Silencing Gaza: How and Why Israel Cuts Internet in Gaza

For nearly two years, Israel has cut off internet and communications in Gaza during its ongoing genocide. These blackouts last for hours or even days. They disconnect more than two million Palestinians from the world.

A Palestinian security official told Anadolu Agency that the goal is intelligence, military, psychological, and media control.

When Israel cuts Gaza off, civil defense, ambulances, and hospitals suffer. Humanitarian aid distribution halts. Families lose contact. Everything stops.

On Wednesday, the Palestinian telecom company Paltel announced another blackout in Gaza City and the north. The company said Israeli strikes damaged major cables feeding the area. Its teams work under fire to fix the lines.

Since October 7, 2023, Israel has cut internet and phone services more than 12 times, according to Euro-Med Human Rights Monitor. The group says the goal is to isolate Gaza, disrupt humanitarian work, and hide war crimes.

Israel’s Aims: Spy, Break, Silence

The AA reported citing a security source as explaining three main reasons:

  • Military and intelligence: Israel uses blackouts to track Palestinian resistance networks and hack signals.
  • Psychological pressure: Families panic when they cannot reach loved ones during bombings. People feel abandoned and alone.
  • Media control: Israel tries to block images and reports of crimes and massacres from leaving Gaza, covering up evidence of atrocities.

Why Connections Return

Israel sometimes restores service after days. The source said this allows Israel to:

  • Reconnect with informants inside Gaza.
  • Monitor humanitarian groups and civilians.
  • Spy on calls and data using advanced surveillance and AI systems.
  • Promote propaganda, claiming it respects international law.
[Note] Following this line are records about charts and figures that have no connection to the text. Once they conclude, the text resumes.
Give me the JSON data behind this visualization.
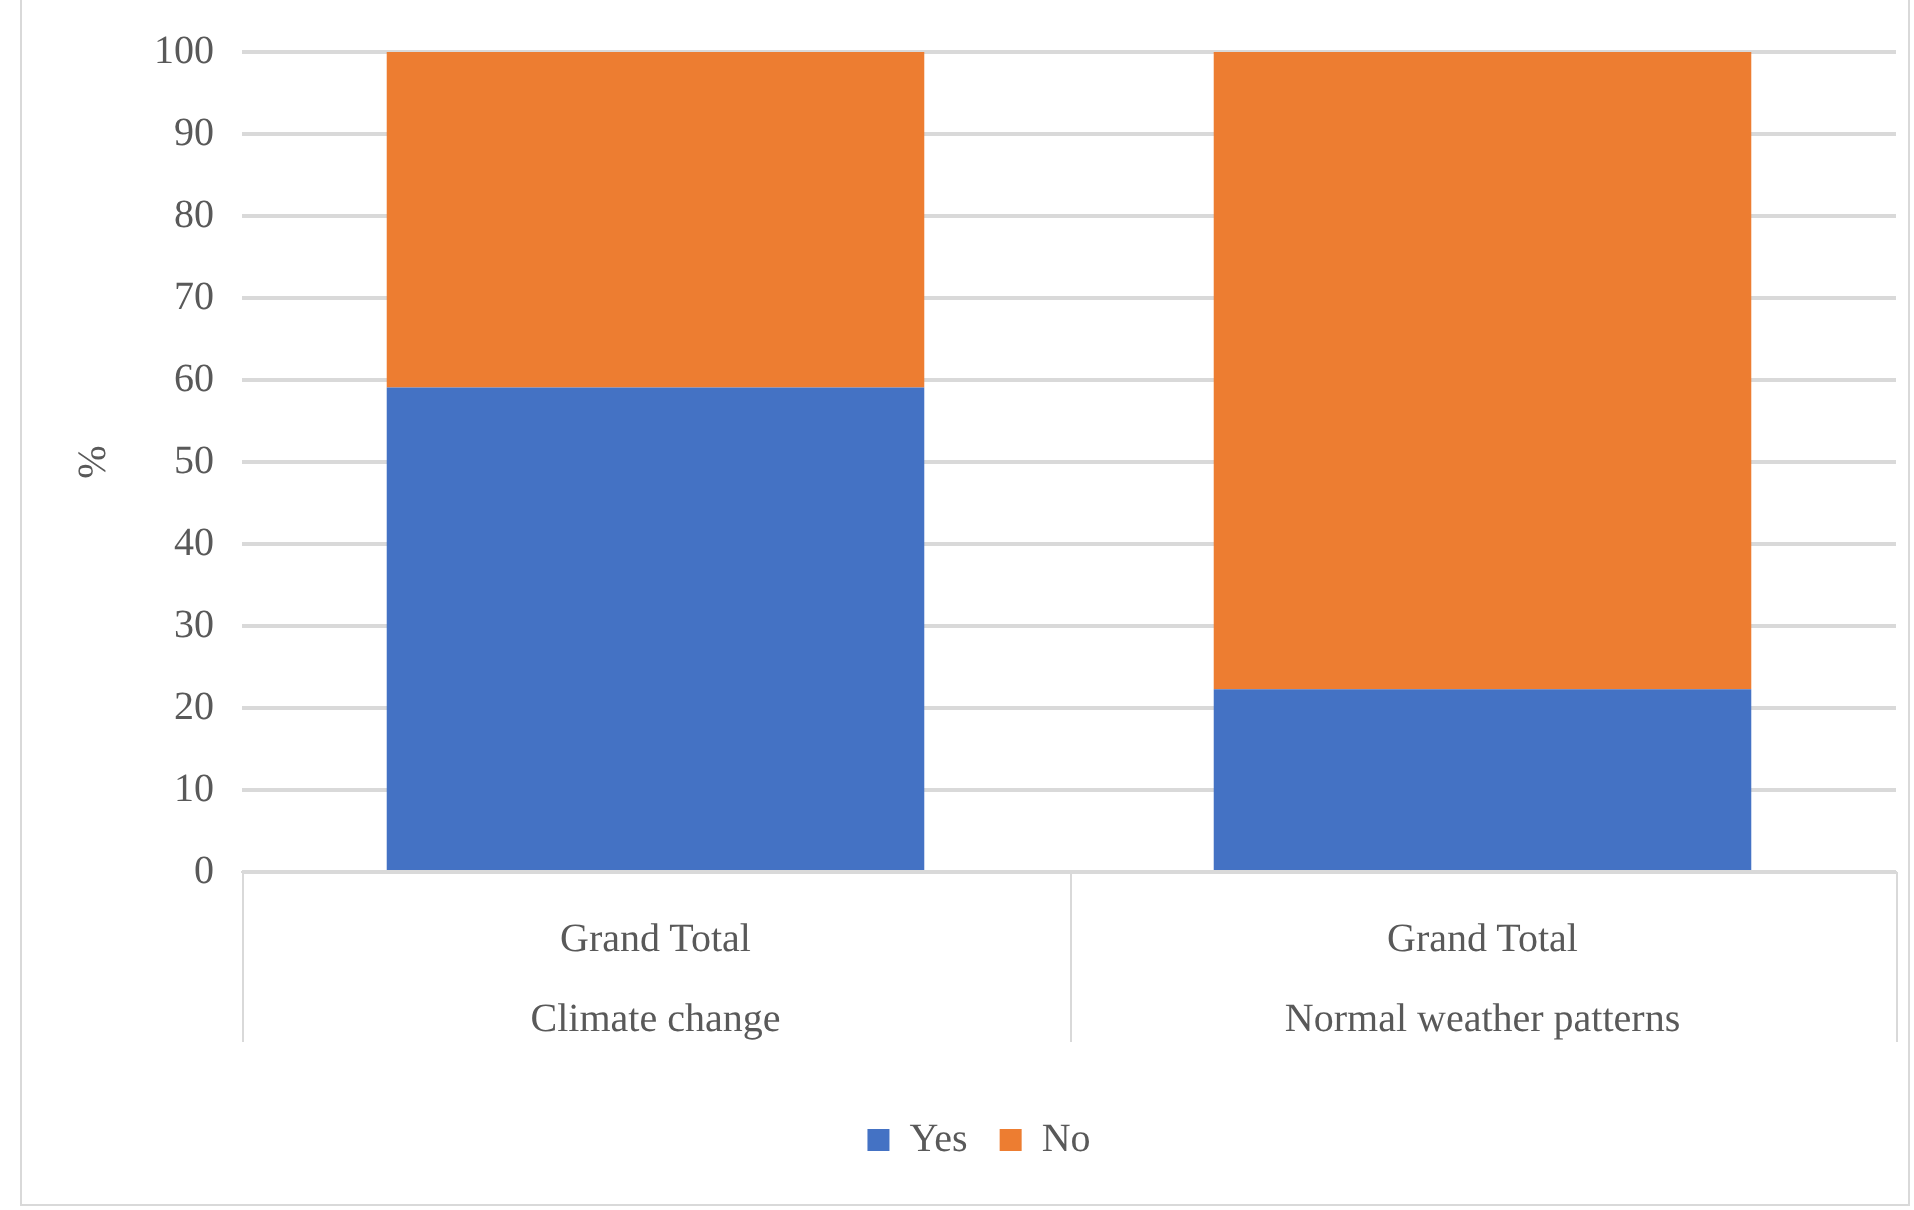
{
  "chart_data": {
    "type": "bar",
    "stacked": true,
    "ylabel": "%",
    "categories": [
      "Grand Total\nClimate change",
      "Grand Total\nNormal weather patterns"
    ],
    "series": [
      {
        "name": "Yes",
        "color": "#4472c4",
        "values": [
          59.1,
          22.3
        ]
      },
      {
        "name": "No",
        "color": "#ed7d31",
        "values": [
          40.9,
          77.7
        ]
      }
    ],
    "ylim": [
      0,
      100
    ],
    "yticks": [
      0,
      10,
      20,
      30,
      40,
      50,
      60,
      70,
      80,
      90,
      100
    ],
    "grid": "y",
    "legend": "bottom"
  }
}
Israel also uses restored lines to send warnings, spread rumors, and pressure Palestinians into giving information.

How Israel Cuts Internet

Researcher Ibrahim al-Haj explains that Palestinians rely on four companies for internet in Gaza: Paltel, Mada, Fusion, and Digital Communication. But all of them depend on Israeli firms, especially Bezeq, the state-owned telecom provider.

The reason is structural. The only international landing points for internet cables are in Tel Aviv and occupied Haifa. Gaza has no direct access to global cables because Israel controls the sea. That makes Israel the real internet gatekeeper for Palestinians.
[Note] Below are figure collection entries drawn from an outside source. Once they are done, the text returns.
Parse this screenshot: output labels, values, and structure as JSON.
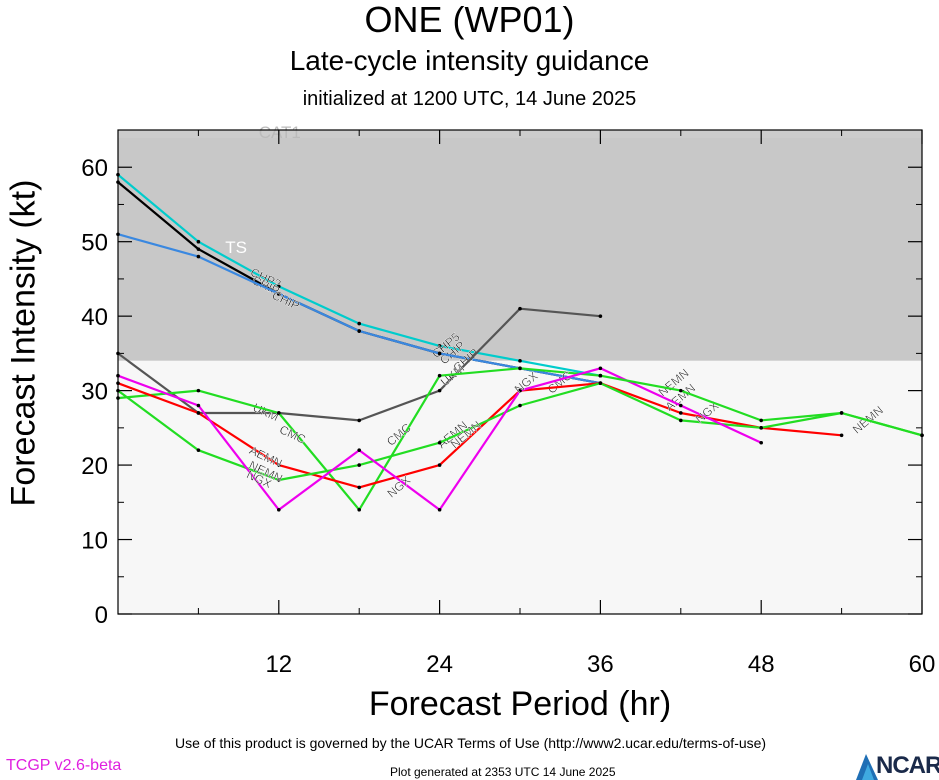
{
  "header": {
    "title": "ONE (WP01)",
    "subtitle": "Late-cycle intensity guidance",
    "init": "initialized at 1200 UTC, 14 June 2025"
  },
  "footer": {
    "terms": "Use of this product is governed by the UCAR Terms of Use (http://www2.ucar.edu/terms-of-use)",
    "version": "TCGP v2.6-beta",
    "generated": "Plot generated at 2353 UTC   14 June 2025",
    "logo": "NCAR"
  },
  "chart_data": {
    "type": "line",
    "xlabel": "Forecast Period (hr)",
    "ylabel": "Forecast Intensity (kt)",
    "xlim": [
      0,
      60
    ],
    "ylim": [
      0,
      65
    ],
    "xticks": [
      "12",
      "24",
      "36",
      "48",
      "60"
    ],
    "yticks": [
      "0",
      "10",
      "20",
      "30",
      "40",
      "50",
      "60"
    ],
    "bands": [
      {
        "label": "CAT1",
        "from": 64,
        "to": 65,
        "color": "#cccccc",
        "label_color": "#bbbbbb"
      },
      {
        "label": "TS",
        "from": 34,
        "to": 64,
        "color": "#c8c8c8",
        "label_color": "#ffffff"
      },
      {
        "label": "",
        "from": 0,
        "to": 34,
        "color": "#f7f7f7",
        "label_color": "#000000"
      }
    ],
    "series": [
      {
        "color": "#00cccc",
        "x": [
          0,
          6,
          12,
          18,
          24,
          30,
          36
        ],
        "y": [
          59,
          50,
          44,
          39,
          36,
          34,
          32
        ],
        "labels": [
          {
            "text": "CHP2",
            "x": 11,
            "y": 45
          },
          {
            "text": "CHP5",
            "x": 24.5,
            "y": 36
          }
        ]
      },
      {
        "color": "#000000",
        "x": [
          0,
          6,
          12,
          18,
          24,
          30,
          36
        ],
        "y": [
          58,
          49,
          43,
          38,
          35,
          33,
          31
        ],
        "labels": [
          {
            "text": "CHIP",
            "x": 11,
            "y": 44
          },
          {
            "text": "CHIP",
            "x": 25,
            "y": 35
          }
        ]
      },
      {
        "color": "#3a88e0",
        "x": [
          0,
          6,
          12,
          18,
          24,
          30,
          36
        ],
        "y": [
          51,
          48,
          43,
          38,
          35,
          33,
          31
        ],
        "labels": [
          {
            "text": "CHIP",
            "x": 12.5,
            "y": 42
          },
          {
            "text": "CHIP",
            "x": 26,
            "y": 34
          }
        ]
      },
      {
        "color": "#555555",
        "x": [
          0,
          6,
          12,
          18,
          24,
          30,
          36
        ],
        "y": [
          35,
          27,
          27,
          26,
          30,
          41,
          40
        ],
        "labels": [
          {
            "text": "UKM",
            "x": 11,
            "y": 27
          },
          {
            "text": "UKM",
            "x": 25,
            "y": 32
          }
        ]
      },
      {
        "color": "#22dd22",
        "x": [
          0,
          6,
          12,
          18,
          24,
          30,
          36
        ],
        "y": [
          29,
          30,
          27,
          14,
          32,
          33,
          32
        ],
        "labels": [
          {
            "text": "CMC",
            "x": 13,
            "y": 24
          },
          {
            "text": "CMC",
            "x": 21,
            "y": 24
          },
          {
            "text": "CMC",
            "x": 33,
            "y": 31
          }
        ]
      },
      {
        "color": "#ff0000",
        "x": [
          0,
          6,
          12,
          18,
          24,
          30,
          36,
          42,
          48,
          54
        ],
        "y": [
          31,
          27,
          20,
          17,
          20,
          30,
          31,
          27,
          25,
          24
        ],
        "labels": [
          {
            "text": "AEMN",
            "x": 11,
            "y": 21
          },
          {
            "text": "AEMN",
            "x": 25,
            "y": 24
          }
        ]
      },
      {
        "color": "#22dd22",
        "x": [
          0,
          6,
          12,
          18,
          24,
          30,
          36,
          42,
          48,
          54,
          60
        ],
        "y": [
          30,
          22,
          18,
          20,
          23,
          28,
          31,
          26,
          25,
          27,
          24
        ],
        "labels": [
          {
            "text": "NEMN",
            "x": 11,
            "y": 19
          },
          {
            "text": "NEMN",
            "x": 26,
            "y": 24
          },
          {
            "text": "AEMN",
            "x": 42,
            "y": 29
          },
          {
            "text": "NEMN",
            "x": 56,
            "y": 26
          }
        ]
      },
      {
        "color": "#ee00ee",
        "x": [
          0,
          6,
          12,
          18,
          24,
          30,
          36,
          42,
          48
        ],
        "y": [
          32,
          28,
          14,
          22,
          14,
          30,
          33,
          28,
          23
        ],
        "labels": [
          {
            "text": "NGX",
            "x": 10.5,
            "y": 18
          },
          {
            "text": "NGX",
            "x": 21,
            "y": 17
          },
          {
            "text": "NGX",
            "x": 30.5,
            "y": 31
          },
          {
            "text": "NEMN",
            "x": 41.5,
            "y": 31
          },
          {
            "text": "NGX",
            "x": 44,
            "y": 27
          }
        ]
      },
      {
        "color": "#22dd22",
        "x": [
          36,
          42,
          48,
          54,
          60
        ],
        "y": [
          32,
          30,
          26,
          27,
          24
        ],
        "labels": []
      }
    ]
  }
}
Even when Paltel was granted licenses to operate, it had to build infrastructure through Israeli networks and under military oversight. Army officers inspect and approve every step.
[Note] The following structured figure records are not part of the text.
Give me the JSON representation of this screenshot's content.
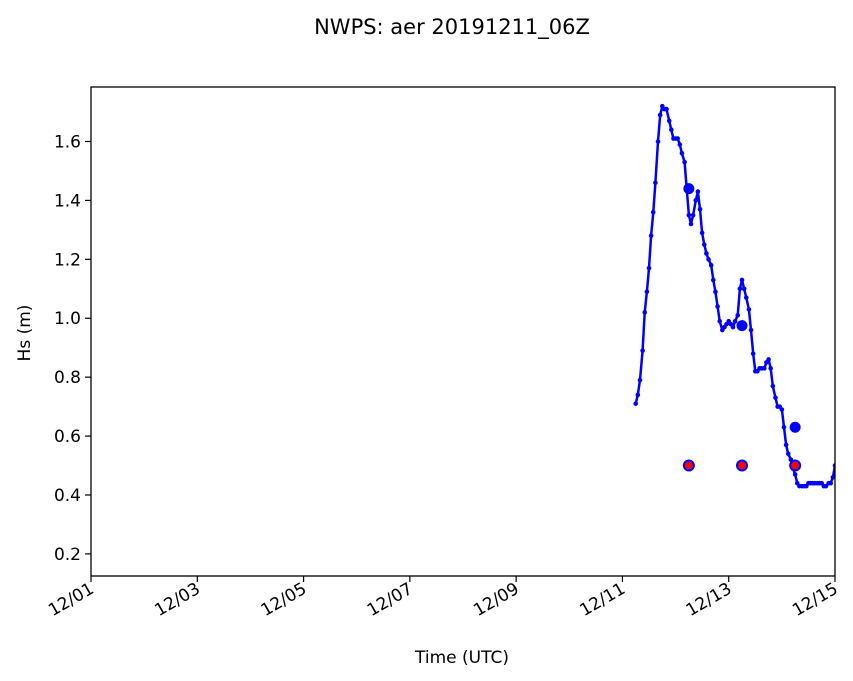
{
  "chart_data": {
    "type": "line",
    "title": "NWPS: aer 20191211_06Z",
    "xlabel": "Time (UTC)",
    "ylabel": "Hs (m)",
    "x_axis": "days since 12/01 00Z",
    "xlim": [
      0,
      14
    ],
    "ylim": [
      0.125,
      1.785
    ],
    "xticks": [
      {
        "value": 0,
        "label": "12/01"
      },
      {
        "value": 2,
        "label": "12/03"
      },
      {
        "value": 4,
        "label": "12/05"
      },
      {
        "value": 6,
        "label": "12/07"
      },
      {
        "value": 8,
        "label": "12/09"
      },
      {
        "value": 10,
        "label": "12/11"
      },
      {
        "value": 12,
        "label": "12/13"
      },
      {
        "value": 14,
        "label": "12/15"
      }
    ],
    "yticks": [
      {
        "value": 0.2,
        "label": "0.2"
      },
      {
        "value": 0.4,
        "label": "0.4"
      },
      {
        "value": 0.6,
        "label": "0.6"
      },
      {
        "value": 0.8,
        "label": "0.8"
      },
      {
        "value": 1.0,
        "label": "1.0"
      },
      {
        "value": 1.2,
        "label": "1.2"
      },
      {
        "value": 1.4,
        "label": "1.4"
      },
      {
        "value": 1.6,
        "label": "1.6"
      }
    ],
    "grid": false,
    "colors": {
      "line": "#0000ff",
      "marker_fill": "#ff0000",
      "marker_edge": "#0000ff"
    },
    "series": [
      {
        "name": "",
        "style": "line-with-small-dots",
        "x": [
          10.25,
          10.29,
          10.33,
          10.38,
          10.42,
          10.46,
          10.5,
          10.54,
          10.58,
          10.62,
          10.67,
          10.71,
          10.75,
          10.79,
          10.83,
          10.88,
          10.92,
          10.96,
          11.0,
          11.04,
          11.08,
          11.12,
          11.17,
          11.21,
          11.25,
          11.29,
          11.33,
          11.38,
          11.42,
          11.46,
          11.5,
          11.54,
          11.58,
          11.62,
          11.67,
          11.71,
          11.75,
          11.79,
          11.83,
          11.88,
          11.92,
          11.96,
          12.0,
          12.04,
          12.08,
          12.12,
          12.17,
          12.21,
          12.25,
          12.29,
          12.33,
          12.38,
          12.42,
          12.46,
          12.5,
          12.54,
          12.58,
          12.62,
          12.67,
          12.71,
          12.75,
          12.79,
          12.83,
          12.88,
          12.92,
          12.96,
          13.0,
          13.04,
          13.08,
          13.12,
          13.17,
          13.21,
          13.25,
          13.29,
          13.33,
          13.38,
          13.42,
          13.46,
          13.5,
          13.54,
          13.58,
          13.62,
          13.67,
          13.71,
          13.75,
          13.79,
          13.83,
          13.88,
          13.92,
          13.96,
          14.0
        ],
        "y": [
          0.71,
          0.74,
          0.79,
          0.89,
          1.02,
          1.09,
          1.17,
          1.28,
          1.36,
          1.46,
          1.6,
          1.69,
          1.72,
          1.71,
          1.71,
          1.67,
          1.64,
          1.61,
          1.61,
          1.61,
          1.59,
          1.56,
          1.53,
          1.44,
          1.35,
          1.32,
          1.35,
          1.4,
          1.43,
          1.37,
          1.29,
          1.25,
          1.22,
          1.2,
          1.18,
          1.13,
          1.09,
          1.04,
          0.99,
          0.96,
          0.97,
          0.98,
          0.99,
          0.98,
          0.97,
          0.99,
          1.01,
          1.1,
          1.13,
          1.1,
          1.07,
          1.03,
          0.96,
          0.88,
          0.82,
          0.82,
          0.83,
          0.83,
          0.83,
          0.85,
          0.86,
          0.83,
          0.77,
          0.73,
          0.7,
          0.7,
          0.69,
          0.63,
          0.57,
          0.54,
          0.52,
          0.49,
          0.47,
          0.44,
          0.43,
          0.43,
          0.43,
          0.43,
          0.44,
          0.44,
          0.44,
          0.44,
          0.44,
          0.44,
          0.44,
          0.43,
          0.43,
          0.44,
          0.44,
          0.46,
          0.5
        ]
      },
      {
        "name": "",
        "style": "large-blue-markers",
        "x": [
          11.25,
          12.25,
          13.25
        ],
        "y": [
          1.44,
          0.975,
          0.63
        ]
      },
      {
        "name": "",
        "style": "red-markers-blue-edge",
        "x": [
          11.25,
          12.25,
          13.25
        ],
        "y": [
          0.5,
          0.5,
          0.5
        ]
      }
    ]
  }
}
A Military Tool, Not Just a Service

The control is not new. In 2011, Israeli bulldozers cut a set of cables at a depth of 8–20 meters near Nahal Oz, disrupting the supply to Gaza’s broadcasting towers. At the time, Paltel had to coordinate with security authorities to repair the damage, while Israel denied any responsibility. Just one year later, in 2012, high-speed internet cables were extended along the Gaza border, but the operation took place only under direct supervision of the Israeli army, with soldiers from an infantry battalion participating. On that day, Major Adam Afidan from the Coordination and Liaison Department commented: “The entire operation was treated and executed as a military operation.”